Non poteva saperlo, eppure la Banshee che aveva visto in Irlanda l'aveva avvertita. Dicono che predicano la morte, specie quella dei bambini, in circostanze terribili. Alice ignorava di aspettare un bambino e tutti quei presagi non li collegava a nulla del genere. Aveva sempre pensato che, finché lei e Severus fossero stati insieme, tutto sarebbe andato bene, ma non era così.

Severus le si avvicinò e le disse: “Che ne dici se mettiamo fine a questi viaggi? Io ti amo, Alice. So che non è molto, ma ti posso offrire una vita noiosa, così noiosa che il peggiore imprevisto può essere una pozione mal fermentata, e con noi due come pozionisti, sai che non è possibile”.

Alice sorrise, era così bello sentirsi dire “Ti amo”, non le era mai successo prima d'ora.
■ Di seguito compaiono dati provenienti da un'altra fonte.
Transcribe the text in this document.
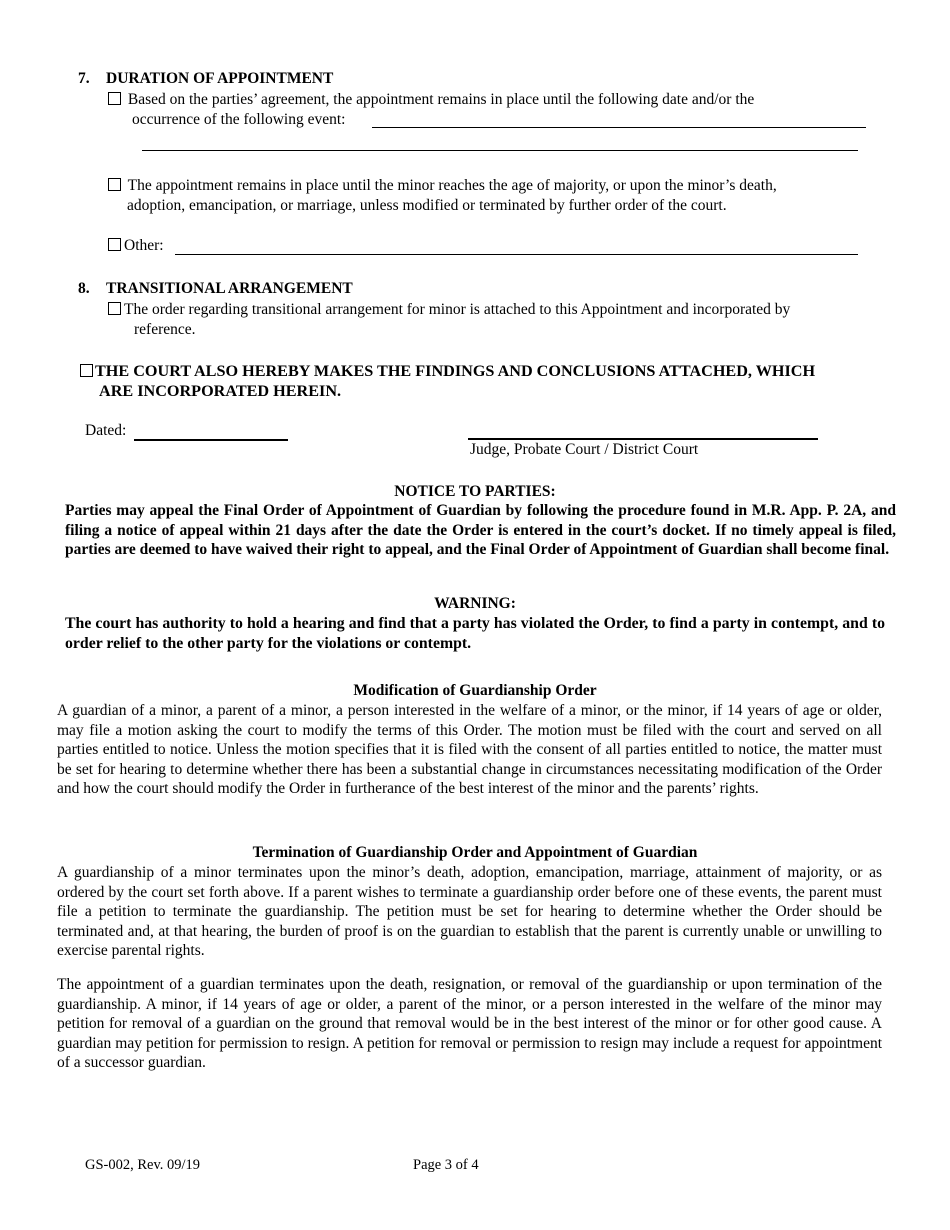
7. DURATION OF APPOINTMENT
Based on the parties’ agreement, the appointment remains in place until the following date and/or the
occurrence of the following event:
The appointment remains in place until the minor reaches the age of majority, or upon the minor’s death,
adoption, emancipation, or marriage, unless modified or terminated by further order of the court.
Other:
8. TRANSITIONAL ARRANGEMENT
The order regarding transitional arrangement for minor is attached to this Appointment and incorporated by
reference.
THE COURT ALSO HEREBY MAKES THE FINDINGS AND CONCLUSIONS ATTACHED, WHICH
ARE INCORPORATED HEREIN.
Dated:
Judge, Probate Court / District Court
NOTICE TO PARTIES:
Parties may appeal the Final Order of Appointment of Guardian by following the procedure found in M.R. App. P. 2A, and filing a notice of appeal within 21 days after the date the Order is entered in the court’s docket. If no timely appeal is filed, parties are deemed to have waived their right to appeal, and the Final Order of Appointment of Guardian shall become final.
WARNING:
The court has authority to hold a hearing and find that a party has violated the Order, to find a party in contempt, and to order relief to the other party for the violations or contempt.
Modification of Guardianship Order
A guardian of a minor, a parent of a minor, a person interested in the welfare of a minor, or the minor, if 14 years of age or older, may file a motion asking the court to modify the terms of this Order. The motion must be filed with the court and served on all parties entitled to notice. Unless the motion specifies that it is filed with the consent of all parties entitled to notice, the matter must be set for hearing to determine whether there has been a substantial change in circumstances necessitating modification of the Order and how the court should modify the Order in furtherance of the best interest of the minor and the parents’ rights.
Termination of Guardianship Order and Appointment of Guardian
A guardianship of a minor terminates upon the minor’s death, adoption, emancipation, marriage, attainment of majority, or as ordered by the court set forth above. If a parent wishes to terminate a guardianship order before one of these events, the parent must file a petition to terminate the guardianship. The petition must be set for hearing to determine whether the Order should be terminated and, at that hearing, the burden of proof is on the guardian to establish that the parent is currently unable or unwilling to exercise parental rights.
The appointment of a guardian terminates upon the death, resignation, or removal of the guardianship or upon termination of the guardianship. A minor, if 14 years of age or older, a parent of the minor, or a person interested in the welfare of the minor may petition for removal of a guardian on the ground that removal would be in the best interest of the minor or for other good cause. A guardian may petition for permission to resign. A petition for removal or permission to resign may include a request for appointment of a successor guardian.
GS-002, Rev. 09/19	Page 3 of 4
Annuì e disse: “Ti amo, Severus. Sì, voglio una vita noiosa, e quando le pozioni non fermenteranno bene capirò che è ora di andare in pensione”.

Severus le baciò la fronte, finalmente sentiva un po' del calore che aveva cercato per una vita intera.

 

 

Fine.

 

 

 

N.d.A.: Se non avessi deciso di scrivere un sequel sarei già distrutta dalle lacrime. I due hanno fatto un passo avanti, a quanto pare le disgrazie servono a qualcosa: per lo meno a mettere un punto e ricominciare, con una motivazione diversa.

L'idea del veleno del Doxy è di Charlotte McGonagall, le ho prestato Alice per una sua storia e lei mi ha prestato questa idea. Grazie mille, Charlotte! :-)

Il finale mi dà speranza però sono anche piuttosto triste, perché è stato difficile scriverlo e fare un male del genere ad Alice, però era necessario.

Forse, qualcuna, tipo Lulu_Herm, che è attentissima ai dettagli, avrà capito che le date dell'epilogo dell'Orizzonte degli eventi o la data di nascita di François non combaciava con il concepimento iniziale, però non so.

Sono un po' triste, perché mi dispiace maltrattare Alice: prometto un po' di Fluff nel sequel.